Les architectes contestent l’aggravation des amendes lors de la reconstruction après la tempête.

Les architectes contestent l'aggravation des amendes lors de la reconstruction après la tempête.

Le projet proposé par le gouvernement vise à instaurer un régime exceptionnel et temporaire pour la reconstruction et la réhabilitation du patrimoine et des infrastructures dans les municipalités touchées par les intempéries.

Le document, soumis à l’Assemblée de la République jeudi, augmente de 25% les amendes applicables aux infractions commises dans le cadre de ces interventions, prolonge les délais de prescription et, selon l’Ordre des Architectes (OA), « renforce le signe de durcissement punitif dans un contexte d’urgence et de pression opérationnelle, sans garantir parallèlement des mécanismes suffisants de clarification procédurale et de sécurité juridique ».

Dans un communiqué, l’Ordre conteste l’augmentation généralisée des amendes, qu’il juge disproportionnée et incohérente par rapport à l’objectif de simplification, et avertit qu’elle pourrait entraîner une éventuelle démobilisation des professionnels.

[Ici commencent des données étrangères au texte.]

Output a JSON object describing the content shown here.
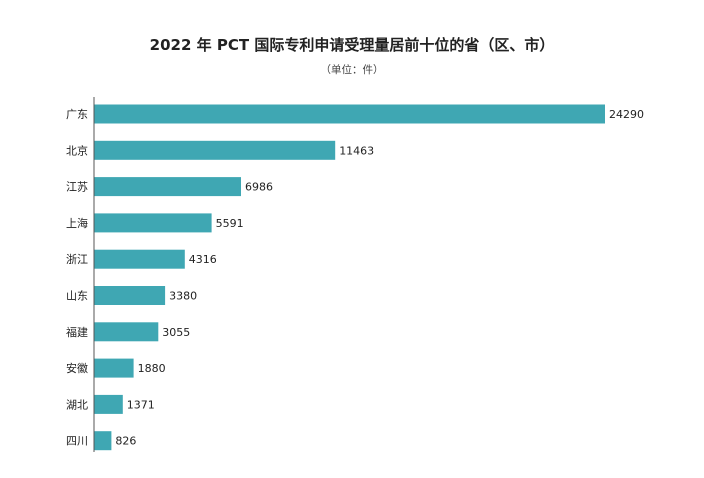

Pour l’Ordre, la mesure transfère le risque aux architectes, tout en déresponsabilisant l’État, « dans un cadre d’incertitude juridique qui incite à des comportements défensifs, à des retards et à une mobilisation technique moindre ».

« C’est comme envoyer un médecin sur un champ de bataille – où l’objectif est de sauver des vies – et, en outre, alourdir sa responsabilité pour chaque décision prise sous pression, sans moyens et sans temps », compare le président du Conseil Directeur de l’OA, Avelino Oliveira.

Appelant l’Assemblée de la République à modifier le projet du gouvernement lors de la discussion en commission, l’Ordre propose, en alternative, un renforcement de la surveillance continue et « l’application effective » du régime existant, afin de garantir rapidité, qualité et sécurité « sans pénaliser de manière disproportionnée ceux qui sont sur le terrain ».

Sans cette modification, ajoute-t-il, l’Ordre se fera un devoir d’alerter ses membres sur « les risques accrus d’intervention professionnelle dans un scénario de calamité avec un cadre de sanctions alourdi, ce qui ne contribue pas au défi de reconstruire et de redresser les régions affectées ».

Seize personnes ont perdu la vie au Portugal à la suite du passage des dépressions Kristin, Leonardo et Marta, qui ont également causé de nombreux blessés et sans-abri.

La destruction totale ou partielle de maisons, d’entreprises et d’équipements, la chute d’arbres et de structures, la fermeture de routes, d’écoles et de services de transport, ainsi que la coupure d’énergie, d’eau et de communications, les inondations sont les principales conséquences matérielles des intempéries.

Les régions Centre, Lisbonne, Vale do Tejo et l’Alentejo ont été les plus touchées.

La situation de calamité couvrant les 68 municipalités les plus affectées a pris fin le 15 février.